Подчиниться, со всей непреклонностью добродетели, данностям случая и нелепости правила — возможна ли лучшая пародия на этику ценности? Возможна ли лучшая пародия на ценности труда, производства, экономии, расчета, чем понятия заклада и вызова, чем безнравственность фантастической неравноценности ставки и возможного выигрыша (или проигрыша, столь же безнравственного)? Есть ли лучшая пародия на понятия договора и обмена, чем этот магический сговор, эта затея по агонистическому обольщению случая и партнеров, эта форма дуального обязательства в отношении к правилу? Возможно ли лучшее опровержение всех наших моральных и социальных ценностей — воли, ответственности, равенства и справедливости, — чем эта экзальтация счастливого и злополучного, чем это ликование от игры на равных с судьбой, не знающей и не требующей никаких оправданий? Существует ли лучшая пародия на все наши идеологии свободы, чем эта страсть правила?
И возможна ли лучшая пародия на саму социальность, чем та неотвратимая логика предначертанности и симуляции социального в игре, о которой повествует рассказчик новеллы Борхеса "Лотерея в Вавилоне"?

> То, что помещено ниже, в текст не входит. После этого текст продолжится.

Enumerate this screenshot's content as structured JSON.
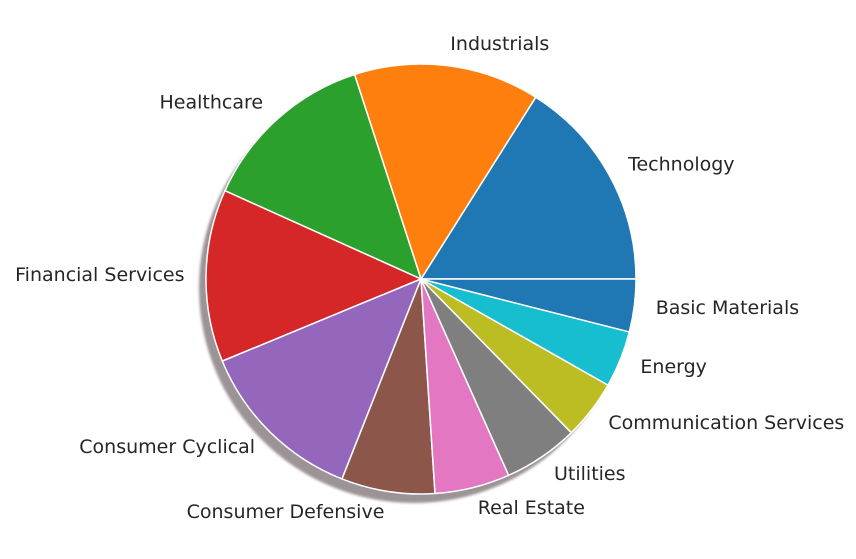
{
  "chart_data": {
    "type": "pie",
    "shadow": true,
    "start_angle_deg": 0,
    "direction": "counterclockwise",
    "slices": [
      {
        "label": "Technology",
        "value": 16.2,
        "color": "#1f77b4"
      },
      {
        "label": "Industrials",
        "value": 14.1,
        "color": "#ff7f0e"
      },
      {
        "label": "Healthcare",
        "value": 13.4,
        "color": "#2ca02c"
      },
      {
        "label": "Financial Services",
        "value": 13.1,
        "color": "#d62728"
      },
      {
        "label": "Consumer Cyclical",
        "value": 12.9,
        "color": "#9467bd"
      },
      {
        "label": "Consumer Defensive",
        "value": 7.1,
        "color": "#8c564b"
      },
      {
        "label": "Real Estate",
        "value": 5.7,
        "color": "#e377c2"
      },
      {
        "label": "Utilities",
        "value": 5.7,
        "color": "#7f7f7f"
      },
      {
        "label": "Communication Services",
        "value": 4.5,
        "color": "#bcbd22"
      },
      {
        "label": "Energy",
        "value": 4.3,
        "color": "#17becf"
      },
      {
        "label": "Basic Materials",
        "value": 4.0,
        "color": "#1f77b4"
      }
    ]
  }
}
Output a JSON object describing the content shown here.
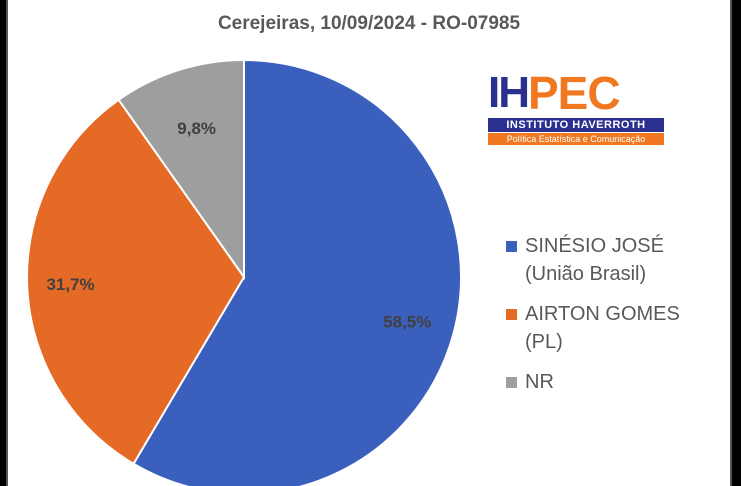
{
  "chart_data": {
    "type": "pie",
    "title": "Cerejeiras,  10/09/2024 - RO-07985",
    "categories": [
      "SINÉSIO JOSÉ (União Brasil)",
      "AIRTON GOMES (PL)",
      "NR"
    ],
    "values": [
      58.5,
      31.7,
      9.8
    ],
    "value_labels": [
      "58,5%",
      "31,7%",
      "9,8%"
    ],
    "colors": [
      "#3a5fbd",
      "#e46a25",
      "#9e9e9e"
    ],
    "legend_position": "right"
  },
  "legend": {
    "items": [
      {
        "line1": "SINÉSIO JOSÉ",
        "line2": "(União Brasil)",
        "color": "#3a5fbd"
      },
      {
        "line1": "AIRTON GOMES",
        "line2": "(PL)",
        "color": "#e46a25"
      },
      {
        "line1": "NR",
        "line2": "",
        "color": "#9e9e9e"
      }
    ]
  },
  "logo": {
    "ih": "IH",
    "pec": "PEC",
    "line1": "INSTITUTO HAVERROTH",
    "line2": "Política Estatística e Comunicação"
  }
}
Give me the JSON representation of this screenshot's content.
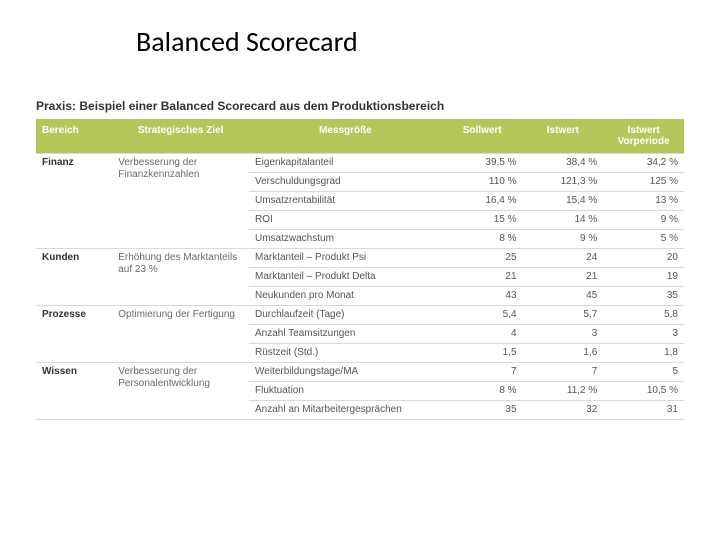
{
  "title": "Balanced Scorecard",
  "caption": "Praxis: Beispiel einer Balanced Scorecard aus dem Produktionsbereich",
  "table": {
    "type": "table",
    "header_bg": "#b6c65a",
    "header_fg": "#ffffff",
    "grid_color": "#d9d9d9",
    "font_size": 10,
    "columns": [
      {
        "key": "bereich",
        "label": "Bereich",
        "align": "left"
      },
      {
        "key": "ziel",
        "label": "Strategisches Ziel",
        "align": "left"
      },
      {
        "key": "mess",
        "label": "Messgröße",
        "align": "left"
      },
      {
        "key": "soll",
        "label": "Sollwert",
        "align": "right"
      },
      {
        "key": "ist",
        "label": "Istwert",
        "align": "right"
      },
      {
        "key": "vor",
        "label": "Istwert Vorperiode",
        "align": "right"
      }
    ],
    "groups": [
      {
        "bereich": "Finanz",
        "ziel": "Verbesserung der Finanzkennzahlen",
        "rows": [
          {
            "mess": "Eigenkapitalanteil",
            "soll": "39,5 %",
            "ist": "38,4 %",
            "vor": "34,2 %"
          },
          {
            "mess": "Verschuldungsgrad",
            "soll": "110 %",
            "ist": "121,3 %",
            "vor": "125 %"
          },
          {
            "mess": "Umsatzrentabilität",
            "soll": "16,4 %",
            "ist": "15,4 %",
            "vor": "13 %"
          },
          {
            "mess": "ROI",
            "soll": "15 %",
            "ist": "14 %",
            "vor": "9 %"
          },
          {
            "mess": "Umsatzwachstum",
            "soll": "8 %",
            "ist": "9 %",
            "vor": "5 %"
          }
        ]
      },
      {
        "bereich": "Kunden",
        "ziel": "Erhöhung des Marktanteils auf 23 %",
        "rows": [
          {
            "mess": "Marktanteil – Produkt Psi",
            "soll": "25",
            "ist": "24",
            "vor": "20"
          },
          {
            "mess": "Marktanteil – Produkt Delta",
            "soll": "21",
            "ist": "21",
            "vor": "19"
          },
          {
            "mess": "Neukunden pro Monat",
            "soll": "43",
            "ist": "45",
            "vor": "35"
          }
        ]
      },
      {
        "bereich": "Prozesse",
        "ziel": "Optimierung der Fertigung",
        "rows": [
          {
            "mess": "Durchlaufzeit (Tage)",
            "soll": "5,4",
            "ist": "5,7",
            "vor": "5,8"
          },
          {
            "mess": "Anzahl Teamsitzungen",
            "soll": "4",
            "ist": "3",
            "vor": "3"
          },
          {
            "mess": "Rüstzeit (Std.)",
            "soll": "1,5",
            "ist": "1,6",
            "vor": "1,8"
          }
        ]
      },
      {
        "bereich": "Wissen",
        "ziel": "Verbesserung der Personalentwicklung",
        "rows": [
          {
            "mess": "Weiterbildungstage/MA",
            "soll": "7",
            "ist": "7",
            "vor": "5"
          },
          {
            "mess": "Fluktuation",
            "soll": "8 %",
            "ist": "11,2 %",
            "vor": "10,5 %"
          },
          {
            "mess": "Anzahl an Mitarbeitergesprächen",
            "soll": "35",
            "ist": "32",
            "vor": "31"
          }
        ]
      }
    ]
  }
}
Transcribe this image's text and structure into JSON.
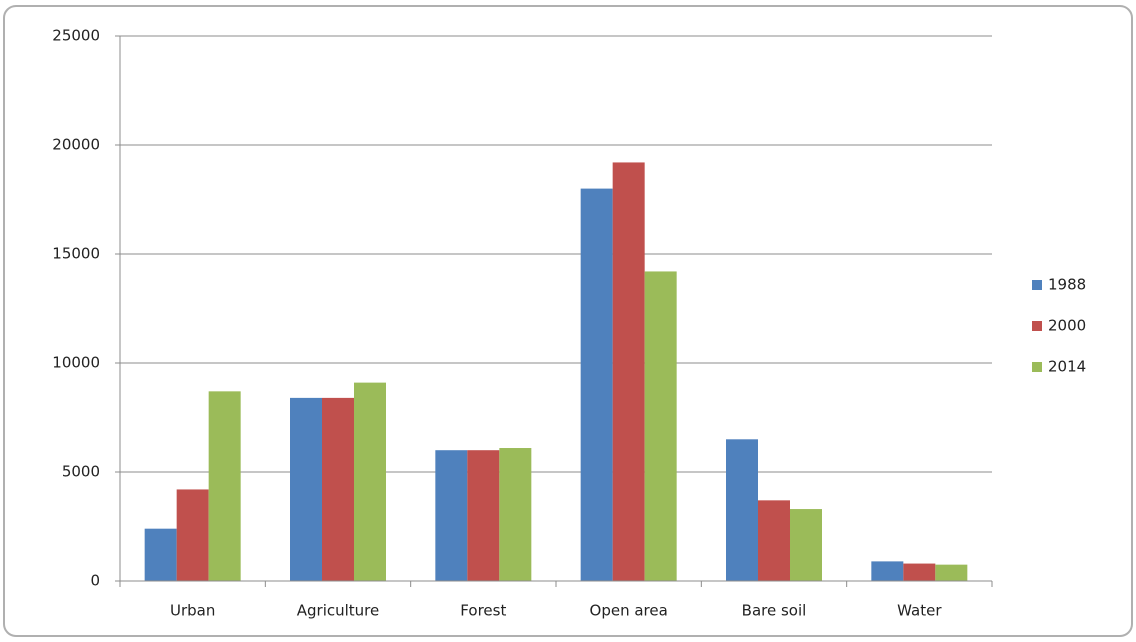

"Я уроженец умопомрачительной страны, где лотерея стала существенным элементом реальности", — так начинается рассказ об обществе, в котором лотерея поглотила все прочие институции. Первоначально то была не более чем плебейская по характеру игра, в которую можно было лишь выиграть. Скоро она наскучила, так как "не была обращена ко всей гамме душевных способностей человека, только к надежде". Тогда игру попытались реформировать: в список счастливых номеров внесли небольшое количество несчастливых, и невезучему жребий присуждал уплату значительного штрафа. Именно это новшество радикально изменило ситуацию, поскольку развеяло иллюзию экономической целесообразности игры. Отныне игра явилась в чистом своем виде, и умопомрачение, завладевшее вавилонским обществом, не знало более границ. Теперь по жребию могло выпасть все что угодно, лотерея сделалась тайной, бесплатной и всеобщей, всякий свободный человек автоматически становился участником священных жеребьевок, совершавшихся каждые шестьдесят ночей и определявших судьбу его вплоть до следующего розыгрыша. Счастливый розыгрыш мог сделать его богачом, магом, даровать обладание желанной женщиной, несчастливый мог накликать на него увечье или смерть.
Короче, интерполяция случая во все щели социального строя и миропорядка. Все ошибки лотереи — «правильны», поскольку лишь укрепляют логику случая. Обман, подделки, уловки, махинации — все это прекрасно интегрируется в алеаторную систему: кто сумеет определить, «реальны» ли эти вещи, исходят ли, иными словами, от естественного и рационального соединения некоторых причин, или же исток их — алеаторная инстанция лотереи? Теперь уже никто. Все облекается предначертанностью,
В конце концов Компания вообще могла бы никогда не существовать, миропорядок от этого не изменился бы. Гипотеза о ее существовании — вот что все меняет. Одной этой гипотезы достаточно, чтобы всю реальность, какова она есть и каковой всегда и неизменно была, превратить в гигантский симулякр. Реальность, какой симуляция меняет ее внутри нее самой, есть не что иное, как реальность.